Cyril Scott: Chamber Works

“Only the amiable 1951 Clarinet Quintet for Gervase de Peyer has been recorded before, but it’s the 1955 Clarinet Trio, first performed in New Zealand, that seems the most striking and characterful work here. The excellent Gould Trio are the stalwarts of this enjoyable disc.” --BBC Music Magazine, March 2010 *****

“Chandos continues to fly the flag for neglected 20th-century British music with this excellently played selection of Cyril Scott's chamber music...Those who maintain that Scott's music has been unjustly ignored for more than half a century...will no doubt welcome this collection.” --The Guardian, February 2010 ***

While still in his twenties, Cyril Scott was perceived as one of the pre-eminent avant-garde musicians of his generation. He was championed by such luminaries as Henry Wood and Thomas Beecham and his advocacy of the latest techniques briefly gave him a wide acquaintance with some of the leading musicians of the day, including Ravel and Debussy.

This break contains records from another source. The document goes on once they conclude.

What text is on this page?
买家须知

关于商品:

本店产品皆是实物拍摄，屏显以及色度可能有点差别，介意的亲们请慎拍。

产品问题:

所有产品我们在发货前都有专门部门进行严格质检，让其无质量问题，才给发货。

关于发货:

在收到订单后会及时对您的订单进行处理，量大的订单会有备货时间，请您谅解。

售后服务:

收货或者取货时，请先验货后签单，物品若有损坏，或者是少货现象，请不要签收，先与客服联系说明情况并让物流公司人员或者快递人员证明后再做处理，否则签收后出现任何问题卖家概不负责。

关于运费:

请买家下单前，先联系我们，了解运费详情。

He became known as one of the ‘Frankfurt Gang’, that group of young composers who studied at the Hoch’sche Konservatorium and included such contemporaries as Roger Quilter, Norman O’Neill and Percy Grainger. After the First World War, however, he found himself increasingly at odds with the prevailing idioms of the day and became persona non grata with the musical establishment, which contributed to his lack of recognition as a serious composer in subsequent decades.

Scott wrote more than two dozen substantial chamber works and although some of his early chamber music has been revived from time to time, with the exception of the Clarinet Quintet this selection receives its premiere recording. The earliest work on the programme is Piano Trio No. 1 of 1920, but the disc significantly celebrates the chamber music composed after the Second World War, exemplifying Scott’s late style. The second Piano Trio dates from 1951 as does the one-movement Clarinet Quintet, inspired by the playing of Gervase de Payer who gave its first performance. The largest work, the Trio for Clarinet, Cello and Piano, is in three movements including a beautiful Intermezzo labelled Adagio espressivo.

The Gould Piano Trio is joined by Mia Cooper and David Adams, and by the clarinettist Robert Plane, recognised for his ‘outstanding musicianship’ (The Musical Times).